Kardinal Meisner zum Hochfest Mariä Empfängnis

"Das große Fest der Kirche"

Zum Hochfest Mariä Empfängnis im Kölner Dom hat Joachim Kardinal Meisner beim Pontifikalamt am Dienstagabend an Maria als das "Idealbild Gottes vom Menschen und das Realbild des Menschen zusammen" erinnert. Nur wer Maria kenne, kenne auch den Menschen. Der Festtag zeige, "zu welcher Höhe der Mensch durch Christus berufen und begnadet" sei.

 (DR)

Es ist vielleicht nicht einfach, die klare frohe Botschaft des heutigen Festes zu unseren Herzen sprechen zu lassen. Aber es lohnt sich, die lange Tradition der Missverständnisse und Engführungen unvoreingenommen hinter uns zu lassen. In Maria feiern wir das Urbild des Menschen, der schon immer, von Anfang der Welt an, von Gott erwählt ist und gegen Angst und Ratlosigkeit in aller Demut diese Erwählung lebt. Wozu bin ich erwählt? Wir sind unterwegs, um dies herauszufinden, tröstlich begleitet von dem Zuruf: "Fürchte dich nicht!"

Erste Lesung
Das Buch Genesis, das erste Buch der hebräischen Bibel, denkt nach über die Anfänge der Welt. Gott schafft aus dem Chaos Kosmos, die ganze Welt in ihrer Ordnung und Schönheit. Von Anfang an ist die Welt von Gott gewollt und gesegnet. Dies sind für Israel keine Aussagen über historische Ereignisse der Ur-Vergangenheit. Gottes Zuwendung zur Welt und zu den Menschen gilt als mitlaufender Anfang für alle Zeit. Aber Gottes Liebe zum Trotz: Zur Ur-Geschichte der Welt und der Menschen gehört unglückseligerweise auch die Geschichte von Schuld und Versagen. Der Mensch lehnt sich in seiner Hybris gegen Gott auf. Die bitteren Fragen Gottes machen es deutlich: Das fraglose paradiesische Glück ist der Verstrickung in Schuld und Widersprüche gewichen.

Zweite Lesung
Im Stil einer feierlichen Predigt wendet sich der Verfasser des Epheserbriefs an christliche Gemeinden in Kleinasien. Er beginnt mit einem hymnischen Lobpreis auf den Heilsplan Gottes für die Menschen. Trotz aller Verstrickung in Sünde und Schuld geht das in der Erschaffung der guten Schöpfung begonnene Werk des guten Gottes weiter. In Jesus Christus hat er seine von Anbeginn geltende Zusage bekräftigt. Sein Segen ruht auf uns. Die uranfängliche Erwählung hat er nicht widerrufen, sie ist und bleibt in Kraft. Sie ruft uns in ein Leben, das sich, in allem Versagen, der befreienden Kraft dieser Erwählung möglichst oft bewusst sein soll.
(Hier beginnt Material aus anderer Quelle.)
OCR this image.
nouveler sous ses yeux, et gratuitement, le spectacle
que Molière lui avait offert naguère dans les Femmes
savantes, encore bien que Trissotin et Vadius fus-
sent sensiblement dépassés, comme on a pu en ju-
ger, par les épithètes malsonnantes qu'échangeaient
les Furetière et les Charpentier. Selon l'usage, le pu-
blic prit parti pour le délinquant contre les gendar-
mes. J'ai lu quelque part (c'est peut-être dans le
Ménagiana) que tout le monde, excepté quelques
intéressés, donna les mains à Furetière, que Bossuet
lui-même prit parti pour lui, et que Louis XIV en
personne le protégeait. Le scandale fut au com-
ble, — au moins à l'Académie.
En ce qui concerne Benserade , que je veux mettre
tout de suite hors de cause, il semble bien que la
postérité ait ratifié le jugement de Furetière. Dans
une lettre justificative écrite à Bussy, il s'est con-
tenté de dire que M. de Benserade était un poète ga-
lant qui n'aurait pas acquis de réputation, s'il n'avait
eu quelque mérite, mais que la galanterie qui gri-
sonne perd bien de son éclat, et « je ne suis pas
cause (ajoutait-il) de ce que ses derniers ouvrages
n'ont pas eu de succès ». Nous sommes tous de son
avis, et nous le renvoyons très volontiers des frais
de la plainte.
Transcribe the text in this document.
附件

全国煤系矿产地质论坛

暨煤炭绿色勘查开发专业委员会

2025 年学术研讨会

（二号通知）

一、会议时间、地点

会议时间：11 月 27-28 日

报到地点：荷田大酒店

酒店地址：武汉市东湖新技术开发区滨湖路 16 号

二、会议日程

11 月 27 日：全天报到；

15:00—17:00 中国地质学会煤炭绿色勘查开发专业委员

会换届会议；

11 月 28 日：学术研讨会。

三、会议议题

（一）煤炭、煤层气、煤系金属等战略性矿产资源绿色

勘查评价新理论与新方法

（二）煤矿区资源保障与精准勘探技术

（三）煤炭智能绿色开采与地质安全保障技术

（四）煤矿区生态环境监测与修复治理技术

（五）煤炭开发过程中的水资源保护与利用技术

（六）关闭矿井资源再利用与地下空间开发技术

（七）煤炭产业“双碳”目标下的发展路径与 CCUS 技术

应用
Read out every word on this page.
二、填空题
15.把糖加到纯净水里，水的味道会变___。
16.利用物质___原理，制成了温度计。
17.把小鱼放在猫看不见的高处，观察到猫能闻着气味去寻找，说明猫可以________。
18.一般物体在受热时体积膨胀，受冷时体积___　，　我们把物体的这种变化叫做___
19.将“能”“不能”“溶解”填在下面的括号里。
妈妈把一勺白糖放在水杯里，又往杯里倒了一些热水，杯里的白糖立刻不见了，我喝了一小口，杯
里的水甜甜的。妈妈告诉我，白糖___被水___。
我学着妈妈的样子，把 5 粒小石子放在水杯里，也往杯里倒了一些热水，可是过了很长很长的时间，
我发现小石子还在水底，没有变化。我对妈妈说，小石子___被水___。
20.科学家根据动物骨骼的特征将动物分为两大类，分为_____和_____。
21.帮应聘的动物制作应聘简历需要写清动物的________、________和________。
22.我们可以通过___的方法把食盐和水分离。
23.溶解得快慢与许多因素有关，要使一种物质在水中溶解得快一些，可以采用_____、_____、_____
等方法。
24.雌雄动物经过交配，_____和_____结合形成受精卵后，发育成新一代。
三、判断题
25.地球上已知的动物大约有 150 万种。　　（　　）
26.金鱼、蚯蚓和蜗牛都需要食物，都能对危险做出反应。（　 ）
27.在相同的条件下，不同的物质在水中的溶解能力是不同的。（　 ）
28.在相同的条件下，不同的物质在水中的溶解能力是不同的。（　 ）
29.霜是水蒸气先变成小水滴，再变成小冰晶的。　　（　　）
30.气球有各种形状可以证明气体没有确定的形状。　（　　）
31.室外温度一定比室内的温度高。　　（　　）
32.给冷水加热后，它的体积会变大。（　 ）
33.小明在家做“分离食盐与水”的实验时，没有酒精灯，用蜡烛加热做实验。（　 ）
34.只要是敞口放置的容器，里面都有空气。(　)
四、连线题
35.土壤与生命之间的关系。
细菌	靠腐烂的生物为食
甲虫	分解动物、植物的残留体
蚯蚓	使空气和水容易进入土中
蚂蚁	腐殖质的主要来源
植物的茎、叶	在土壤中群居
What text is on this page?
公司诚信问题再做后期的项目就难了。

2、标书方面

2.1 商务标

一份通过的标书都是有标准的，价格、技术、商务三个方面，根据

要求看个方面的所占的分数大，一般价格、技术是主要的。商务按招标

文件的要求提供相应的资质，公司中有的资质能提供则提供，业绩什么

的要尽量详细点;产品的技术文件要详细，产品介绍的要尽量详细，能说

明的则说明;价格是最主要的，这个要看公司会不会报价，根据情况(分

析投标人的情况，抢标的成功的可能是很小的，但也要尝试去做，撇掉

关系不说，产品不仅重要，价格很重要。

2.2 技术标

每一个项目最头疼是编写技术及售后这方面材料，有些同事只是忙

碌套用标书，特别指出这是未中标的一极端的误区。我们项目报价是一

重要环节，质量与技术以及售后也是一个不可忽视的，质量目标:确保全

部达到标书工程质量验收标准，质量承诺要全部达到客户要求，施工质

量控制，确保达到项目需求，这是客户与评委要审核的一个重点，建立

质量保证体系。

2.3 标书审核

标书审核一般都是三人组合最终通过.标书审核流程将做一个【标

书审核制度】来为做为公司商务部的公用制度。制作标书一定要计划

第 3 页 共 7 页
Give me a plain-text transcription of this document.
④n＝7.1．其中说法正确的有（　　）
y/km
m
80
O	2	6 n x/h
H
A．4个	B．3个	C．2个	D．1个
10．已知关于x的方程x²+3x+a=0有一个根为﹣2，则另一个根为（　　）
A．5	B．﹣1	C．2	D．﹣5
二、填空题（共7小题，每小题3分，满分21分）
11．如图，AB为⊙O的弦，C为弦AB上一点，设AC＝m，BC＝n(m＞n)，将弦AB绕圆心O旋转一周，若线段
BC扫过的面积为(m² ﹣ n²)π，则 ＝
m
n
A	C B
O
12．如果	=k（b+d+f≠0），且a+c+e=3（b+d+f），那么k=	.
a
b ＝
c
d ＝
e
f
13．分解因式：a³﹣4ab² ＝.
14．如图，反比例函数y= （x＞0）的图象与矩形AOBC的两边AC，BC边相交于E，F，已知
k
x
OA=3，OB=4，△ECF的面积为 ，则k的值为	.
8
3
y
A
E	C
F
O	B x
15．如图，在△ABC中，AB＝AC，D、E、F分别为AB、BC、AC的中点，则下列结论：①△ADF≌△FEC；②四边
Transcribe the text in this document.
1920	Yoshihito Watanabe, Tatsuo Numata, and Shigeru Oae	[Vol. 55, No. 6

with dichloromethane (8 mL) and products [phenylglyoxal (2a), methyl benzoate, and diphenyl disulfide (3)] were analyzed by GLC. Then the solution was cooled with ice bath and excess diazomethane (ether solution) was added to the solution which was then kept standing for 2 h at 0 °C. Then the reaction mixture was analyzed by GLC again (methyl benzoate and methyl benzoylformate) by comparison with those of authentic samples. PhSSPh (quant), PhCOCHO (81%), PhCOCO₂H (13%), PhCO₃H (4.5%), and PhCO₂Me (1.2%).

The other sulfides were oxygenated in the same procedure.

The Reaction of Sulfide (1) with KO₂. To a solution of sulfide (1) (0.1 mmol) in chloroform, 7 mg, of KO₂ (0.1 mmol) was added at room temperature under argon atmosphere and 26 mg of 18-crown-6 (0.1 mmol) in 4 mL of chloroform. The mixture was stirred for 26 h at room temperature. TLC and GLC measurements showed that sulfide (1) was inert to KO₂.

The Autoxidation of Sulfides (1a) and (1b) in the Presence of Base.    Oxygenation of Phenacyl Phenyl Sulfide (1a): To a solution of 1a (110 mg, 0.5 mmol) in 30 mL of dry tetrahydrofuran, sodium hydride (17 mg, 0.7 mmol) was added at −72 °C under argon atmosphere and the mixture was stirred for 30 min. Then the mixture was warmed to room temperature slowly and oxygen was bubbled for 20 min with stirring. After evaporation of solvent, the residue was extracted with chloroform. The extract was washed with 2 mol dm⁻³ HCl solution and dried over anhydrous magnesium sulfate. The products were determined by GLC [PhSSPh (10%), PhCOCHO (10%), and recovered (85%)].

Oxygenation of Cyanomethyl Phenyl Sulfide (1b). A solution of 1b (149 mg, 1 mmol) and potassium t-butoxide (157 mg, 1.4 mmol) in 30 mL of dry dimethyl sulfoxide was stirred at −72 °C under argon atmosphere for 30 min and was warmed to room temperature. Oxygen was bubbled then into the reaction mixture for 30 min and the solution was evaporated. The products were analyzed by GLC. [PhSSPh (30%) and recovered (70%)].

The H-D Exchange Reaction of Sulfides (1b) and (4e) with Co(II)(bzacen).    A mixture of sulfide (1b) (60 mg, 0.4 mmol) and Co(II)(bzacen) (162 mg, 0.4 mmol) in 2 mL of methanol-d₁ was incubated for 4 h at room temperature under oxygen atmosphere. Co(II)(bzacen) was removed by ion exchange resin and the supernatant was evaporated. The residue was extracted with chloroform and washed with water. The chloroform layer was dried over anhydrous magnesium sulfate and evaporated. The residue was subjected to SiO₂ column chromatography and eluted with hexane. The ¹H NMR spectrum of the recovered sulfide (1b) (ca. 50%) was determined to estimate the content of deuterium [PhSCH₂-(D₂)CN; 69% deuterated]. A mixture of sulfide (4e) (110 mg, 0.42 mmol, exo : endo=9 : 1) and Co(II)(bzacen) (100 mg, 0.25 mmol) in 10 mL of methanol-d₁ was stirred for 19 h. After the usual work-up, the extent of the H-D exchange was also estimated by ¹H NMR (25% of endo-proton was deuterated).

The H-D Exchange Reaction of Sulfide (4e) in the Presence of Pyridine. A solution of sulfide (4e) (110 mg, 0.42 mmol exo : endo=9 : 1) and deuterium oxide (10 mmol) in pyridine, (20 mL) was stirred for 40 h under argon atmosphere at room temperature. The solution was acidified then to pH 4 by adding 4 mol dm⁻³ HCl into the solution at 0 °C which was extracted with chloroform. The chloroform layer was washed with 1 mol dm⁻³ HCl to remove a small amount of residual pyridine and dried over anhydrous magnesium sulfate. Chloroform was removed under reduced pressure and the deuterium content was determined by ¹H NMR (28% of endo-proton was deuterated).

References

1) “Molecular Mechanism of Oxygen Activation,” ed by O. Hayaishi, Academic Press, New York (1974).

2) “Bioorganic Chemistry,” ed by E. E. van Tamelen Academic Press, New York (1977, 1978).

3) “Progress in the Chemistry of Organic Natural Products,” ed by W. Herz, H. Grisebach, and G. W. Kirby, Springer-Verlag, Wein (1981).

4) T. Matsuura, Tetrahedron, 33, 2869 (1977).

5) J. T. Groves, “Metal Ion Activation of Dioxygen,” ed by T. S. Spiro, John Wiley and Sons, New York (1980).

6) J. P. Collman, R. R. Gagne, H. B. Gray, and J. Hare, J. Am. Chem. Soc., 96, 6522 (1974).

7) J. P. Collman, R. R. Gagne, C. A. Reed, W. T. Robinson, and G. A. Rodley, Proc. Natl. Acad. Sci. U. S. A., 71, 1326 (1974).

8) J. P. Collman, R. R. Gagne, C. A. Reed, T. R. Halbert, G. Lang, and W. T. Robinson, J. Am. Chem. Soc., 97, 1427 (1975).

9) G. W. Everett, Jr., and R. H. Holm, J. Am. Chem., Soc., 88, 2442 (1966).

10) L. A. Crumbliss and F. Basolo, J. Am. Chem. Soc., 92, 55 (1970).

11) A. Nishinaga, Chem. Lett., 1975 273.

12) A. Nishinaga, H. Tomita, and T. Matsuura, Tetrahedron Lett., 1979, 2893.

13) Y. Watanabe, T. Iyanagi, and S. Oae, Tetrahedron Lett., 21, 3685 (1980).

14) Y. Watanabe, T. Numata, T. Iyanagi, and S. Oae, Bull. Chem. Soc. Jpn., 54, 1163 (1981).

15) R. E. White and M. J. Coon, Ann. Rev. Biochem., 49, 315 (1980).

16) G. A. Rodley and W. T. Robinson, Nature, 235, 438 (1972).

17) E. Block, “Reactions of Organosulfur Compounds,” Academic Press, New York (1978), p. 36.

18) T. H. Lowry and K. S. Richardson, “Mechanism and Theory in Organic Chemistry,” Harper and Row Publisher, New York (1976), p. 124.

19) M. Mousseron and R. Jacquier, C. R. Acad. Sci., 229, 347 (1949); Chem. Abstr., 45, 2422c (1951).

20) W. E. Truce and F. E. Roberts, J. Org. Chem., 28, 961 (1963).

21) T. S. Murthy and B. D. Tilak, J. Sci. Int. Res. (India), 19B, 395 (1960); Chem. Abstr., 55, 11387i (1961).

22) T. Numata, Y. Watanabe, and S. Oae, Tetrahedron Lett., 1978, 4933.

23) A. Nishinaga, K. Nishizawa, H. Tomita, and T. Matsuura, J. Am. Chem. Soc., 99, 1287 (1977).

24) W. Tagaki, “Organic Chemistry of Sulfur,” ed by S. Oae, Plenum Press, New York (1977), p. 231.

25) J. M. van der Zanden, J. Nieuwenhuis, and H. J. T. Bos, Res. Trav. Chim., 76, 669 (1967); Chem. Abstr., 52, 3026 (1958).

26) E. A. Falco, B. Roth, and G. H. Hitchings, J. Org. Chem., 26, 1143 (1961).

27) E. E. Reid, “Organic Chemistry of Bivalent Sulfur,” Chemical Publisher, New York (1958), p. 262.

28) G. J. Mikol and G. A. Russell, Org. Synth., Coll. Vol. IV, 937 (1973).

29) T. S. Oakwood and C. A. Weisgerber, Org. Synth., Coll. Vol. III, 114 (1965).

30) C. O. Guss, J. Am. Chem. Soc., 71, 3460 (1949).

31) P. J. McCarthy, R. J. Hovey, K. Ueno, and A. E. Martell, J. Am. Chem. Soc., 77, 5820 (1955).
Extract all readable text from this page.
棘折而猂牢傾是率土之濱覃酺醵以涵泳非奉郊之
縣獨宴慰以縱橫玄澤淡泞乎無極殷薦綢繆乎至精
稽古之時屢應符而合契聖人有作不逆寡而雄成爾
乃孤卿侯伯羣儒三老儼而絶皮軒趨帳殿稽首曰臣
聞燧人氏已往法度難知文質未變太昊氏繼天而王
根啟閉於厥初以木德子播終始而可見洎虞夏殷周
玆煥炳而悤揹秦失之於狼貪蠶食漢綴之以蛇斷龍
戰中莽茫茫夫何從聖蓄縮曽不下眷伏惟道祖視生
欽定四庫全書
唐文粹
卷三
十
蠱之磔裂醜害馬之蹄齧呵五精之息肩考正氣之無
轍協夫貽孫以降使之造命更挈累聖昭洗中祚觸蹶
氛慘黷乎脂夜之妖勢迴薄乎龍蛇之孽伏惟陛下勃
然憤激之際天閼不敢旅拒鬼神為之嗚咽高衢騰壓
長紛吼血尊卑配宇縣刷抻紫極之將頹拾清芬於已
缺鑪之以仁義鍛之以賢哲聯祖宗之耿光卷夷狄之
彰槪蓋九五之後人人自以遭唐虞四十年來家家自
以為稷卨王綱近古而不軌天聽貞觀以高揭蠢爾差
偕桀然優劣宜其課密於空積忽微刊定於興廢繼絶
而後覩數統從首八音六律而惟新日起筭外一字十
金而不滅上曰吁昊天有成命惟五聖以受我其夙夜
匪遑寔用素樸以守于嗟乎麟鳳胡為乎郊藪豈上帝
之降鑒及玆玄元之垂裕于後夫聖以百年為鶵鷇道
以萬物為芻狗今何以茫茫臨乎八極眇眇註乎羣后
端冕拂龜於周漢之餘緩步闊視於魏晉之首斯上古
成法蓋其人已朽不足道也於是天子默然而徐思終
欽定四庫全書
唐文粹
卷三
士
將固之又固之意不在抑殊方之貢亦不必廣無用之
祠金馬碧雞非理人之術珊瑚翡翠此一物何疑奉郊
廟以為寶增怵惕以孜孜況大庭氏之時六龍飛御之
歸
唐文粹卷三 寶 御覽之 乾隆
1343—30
Daraus erwächst der Mut zum Handeln, in Demut und Selbstbewusstsein - des erwählten Menschen würdig.

Evangelium
"Der Herr ist mit dir." - Der Bote Gottes spricht einem Menschen, den er für große Aufgaben erwählt hat, Mut zu. Und nur zu verständlich ist die erste Reaktion auf Gottes Zu-Mutung: Erschrecken und nachdenkliches Überlegen. Erwählung durch Gott macht das Leben nicht leicht. Erwählung durch Gott braucht die kreative Aufmerksamkeit von Herz und Verstand. Erwählung durch Gott braucht Zuspruch durch das tröstende Wort, das Maria in dieser existenziellen Situation nicht versagt bleibt: "Fürchte dich nicht!" Dieses himmlische Wort dürfen wir auch uns gesagt sein lassen und wir können es einander freigebig mitteilen.